Last, plaintiffs argue that the district court misinstructed the jury as to 18 U.S.C. § 1962(b), which provides:
It shall be unlawful for any person through a pattern of racketeering activity or through collection of an unlawful debt to acquire or maintain, directly or indirectly, any interest in or control of any enterprise which is engaged in, or the activities of which affect, interstate or foreign commerce.
Plaintiffs argue that Section 1962(b) does not require direct equity ownership in the RICO enterprise as plaintiffs contend is required by the court's instruction to the jury that "[ajcquiring an interest in an enterprise means acquiring of [sic] stock or ownership equity, and not merely the existence of an employment relationship with the enterprise." Tr. 8083-84. Further along in the instruction, however, the court instructed: "In order for you to find that plaintiffs have established [that Bakker acquired or maintained an interest in PTL], you must find that Bakker .... gained actual day-to-day involvement in the management and operation of PTL.” Tr. 8086. We believe that this explanation sufficiently removed any thoughts the jury might have ^ had that, to find that Bakker acquired an interest in PTL, it had to find that Bakker acquired an equity interest in PTL. We therefore reject plaintiffs' argument.
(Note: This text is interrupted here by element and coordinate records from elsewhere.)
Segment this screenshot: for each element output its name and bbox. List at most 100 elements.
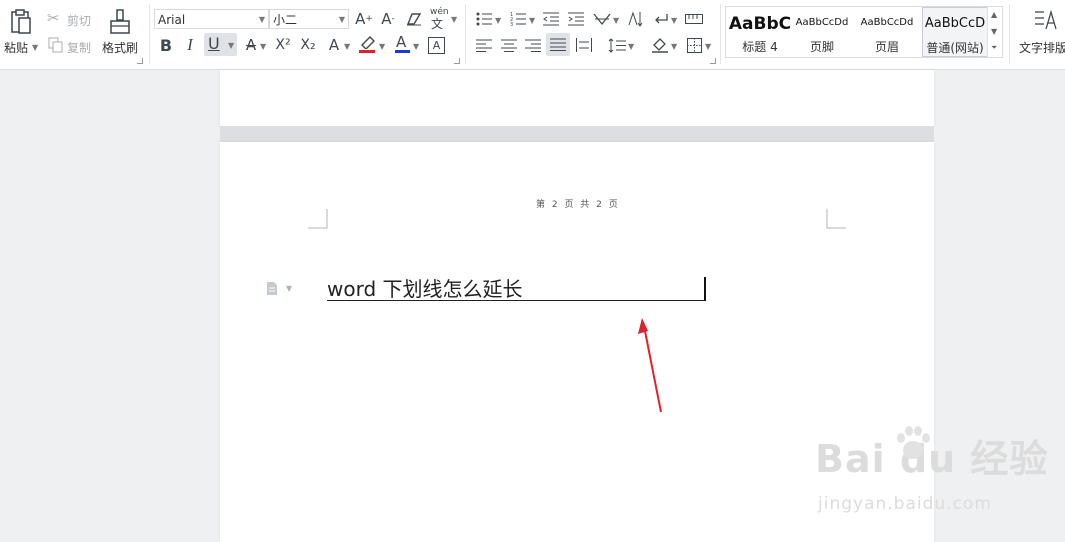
style-preview: AaBbCcDd (795, 17, 849, 28)
highlight-color-button[interactable]: ▼ (357, 35, 387, 55)
shrink-font-icon[interactable]: A- (378, 9, 398, 29)
align-right-icon[interactable] (523, 35, 543, 55)
ruler-icon[interactable] (684, 9, 704, 29)
crop-mark-top-right (826, 209, 846, 229)
text-layout-icon (1035, 9, 1057, 30)
document-icon (267, 282, 277, 295)
pinyin-guide-button[interactable]: wén 文 ▼ (430, 7, 458, 31)
shading-icon[interactable] (650, 35, 670, 55)
copy-button[interactable]: 复制 (47, 37, 95, 55)
underline-label: U (208, 34, 220, 53)
baidu-watermark: Bai du 经验 jingyan.baidu.com (815, 426, 1048, 514)
highlighter-icon (361, 36, 375, 49)
red-arrow-annotation (638, 318, 662, 413)
italic-button[interactable]: I (180, 35, 200, 55)
group-separator (149, 4, 150, 64)
chevron-down-icon: ▼ (671, 16, 678, 25)
show-hide-marks-icon[interactable] (651, 9, 671, 29)
borders-icon[interactable] (684, 35, 704, 55)
svg-text:3: 3 (510, 22, 513, 26)
format-painter-icon (110, 9, 130, 34)
style-preview: AaBbC (728, 14, 792, 34)
chevron-down-icon: ▼ (529, 16, 536, 25)
chevron-down-icon: ▼ (413, 42, 420, 51)
style-normal-web[interactable]: AaBbCcD 普通(网站) (922, 7, 988, 57)
chevron-up-icon[interactable]: ▲ (991, 10, 997, 19)
style-footer[interactable]: AaBbCcDd 页脚 (790, 7, 854, 57)
text-layout-label: 文字排版 (1019, 41, 1065, 55)
grow-font-icon[interactable]: A + (354, 9, 374, 29)
line-spacing-icon[interactable] (607, 35, 627, 55)
style-heading-4[interactable]: AaBbC 标题 4 (726, 7, 794, 57)
justify-button[interactable] (546, 33, 570, 56)
style-name: 页脚 (809, 40, 834, 54)
font-color-button[interactable]: A ▼ (393, 33, 423, 55)
strikethrough-icon[interactable]: A (241, 35, 261, 55)
document-text-line[interactable]: word 下划线怎么延长 (327, 278, 705, 301)
paragraph-handle[interactable]: ▼ (264, 279, 296, 299)
increase-indent-icon[interactable] (566, 9, 586, 29)
clear-format-icon[interactable] (404, 9, 424, 29)
chevron-down-icon[interactable]: ▼ (991, 27, 997, 36)
character-border-button[interactable]: A (428, 37, 445, 54)
font-family-value: Arial (158, 13, 186, 27)
chevron-down-icon: ▼ (286, 284, 293, 293)
paste-button[interactable]: 粘贴 ▼ (4, 6, 40, 58)
style-name: 标题 4 (742, 40, 778, 54)
chevron-down-icon: ▼ (32, 43, 39, 52)
decrease-indent-icon[interactable] (541, 9, 561, 29)
text-effect-button[interactable]: A (324, 35, 344, 55)
chevron-down-icon: ▼ (379, 42, 386, 51)
align-left-icon[interactable] (474, 35, 494, 55)
format-painter-button[interactable]: 格式刷 (100, 6, 140, 58)
expand-gallery-icon[interactable]: ⏷ (991, 43, 997, 53)
pinyin-char-icon: 文 (431, 17, 444, 31)
subscript-button[interactable]: X₂ (298, 35, 318, 55)
text-cursor (704, 277, 706, 301)
group-separator (465, 4, 466, 64)
styles-gallery: AaBbC 标题 4 AaBbCcDd 页脚 AaBbCcDd 页眉 AaBbC… (725, 6, 1003, 58)
font-color-bar (395, 50, 410, 53)
chinese-layout-icon[interactable] (592, 9, 612, 29)
document-body-text: word 下划线怎么延长 (327, 277, 523, 301)
chevron-down-icon: ▼ (258, 15, 265, 24)
numbered-list-icon[interactable]: 123 (508, 9, 528, 29)
style-header[interactable]: AaBbCcDd 页眉 (855, 7, 919, 57)
font-family-select[interactable]: Arial ▼ (154, 9, 269, 29)
page-gap (220, 126, 934, 142)
chevron-down-icon: ▼ (705, 42, 712, 51)
style-name: 页眉 (874, 40, 899, 54)
ribbon-toolbar: 粘贴 ▼ ✂ 剪切 复制 格式刷 Arial ▼ 小二 ▼ A + A- wén … (0, 0, 1065, 70)
font-dialog-launcher[interactable] (454, 58, 460, 64)
chevron-down-icon: ▼ (451, 15, 458, 24)
page-header-text: 第 2 页 共 2 页 (536, 200, 620, 210)
paragraph-dialog-launcher[interactable] (710, 58, 716, 64)
superscript-button[interactable]: X² (273, 35, 293, 55)
font-size-select[interactable]: 小二 ▼ (269, 9, 349, 29)
sort-icon[interactable] (625, 9, 645, 29)
align-center-icon[interactable] (499, 35, 519, 55)
distributed-align-icon[interactable] (574, 35, 594, 55)
style-preview: AaBbCcD (924, 16, 986, 31)
chevron-down-icon: ▼ (344, 42, 351, 51)
group-separator (720, 4, 721, 64)
chevron-down-icon: ▼ (228, 41, 235, 50)
scissors-icon: ✂ (47, 9, 60, 27)
clipboard-dialog-launcher[interactable] (137, 58, 143, 64)
font-color-label: A (396, 33, 407, 51)
cut-button[interactable]: ✂ 剪切 (47, 9, 95, 28)
underline-button[interactable]: U ▼ (204, 33, 237, 56)
justify-icon (550, 38, 566, 51)
document-page-1[interactable] (220, 70, 934, 126)
chevron-down-icon: ▼ (671, 42, 678, 51)
styles-scroll[interactable]: ▲ ▼ ⏷ (987, 7, 1002, 57)
style-name: 普通(网站) (926, 41, 984, 55)
chevron-down-icon: ▼ (260, 42, 267, 51)
highlight-color-bar (359, 50, 375, 53)
cut-label: 剪切 (67, 14, 92, 28)
bullet-list-icon[interactable] (474, 9, 494, 29)
bold-button[interactable]: B (156, 35, 176, 55)
chevron-down-icon: ▼ (495, 16, 502, 25)
text-layout-button[interactable]: 文字排版 (1014, 6, 1065, 58)
chevron-down-icon: ▼ (338, 15, 345, 24)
An analogous argument under NC-RICO similarly fails.
. We note, however, that "Bakker does not contest the certification of the class.” Appellees’ Br. 58.
. Taggert's and DH & S's motion was, in fact, made pursuant to former Rule 54(d), which, following 1993 amendment of the rule, is now contained, without substantive change except for an express provision that motions for attorney’s fees are not meant to be addressed therein, in Rule 54(d)(1).
. But see Congregation of the Passion, Holy Cross Province v. Touche, Ross & Co., 854 F.2d 219, 222 (7th Cir.1988) (“Generally, only misconduct by the prevailing party worthy of a penalty or the losing party's inability to pay will suffice to justify denying costs.”); Schwarz v. Folloder, 767 F.2d 125, 131 (5th Cir.1985) (describing the denial of costs as in the nature of a penalty); Serna v. Manzano, 616 F.2d 1165, 1167 (10th Cir.1980) (same).
. The Seventh Circuit has suggested that the “abuse of discretion” standard in reviewing Rule 54(d) motions “merges into the standard of simple error used in reviewing decisions of questions of law.” Coyne-Delany Co., 717 F.2d at 392. We would simply note that our precedent endorses, without question, the abuse of discretion standard.
. We recognize that the district court awarded costs to Córtese and that the only apparent difference between plaintiffs’ case against her and their cases against DH & S and Taggert is that the district court felt that the case against Córtese “was neither close nor difficult.” J.A.' 1816. The district court did not abuse its discretion in determining that, in this case, that factor tipped the scales as to the fortunes of the various parties in this regard.
. We note that plaintiffs claim prejudicial error arising from the district court’s decision not to allow plaintiffs to call an expert securities witness because of plaintiffs’ tardiness in naming the expert. Given our disposition of plaintiffs' securities fraud claims, we see no reason to address this contention.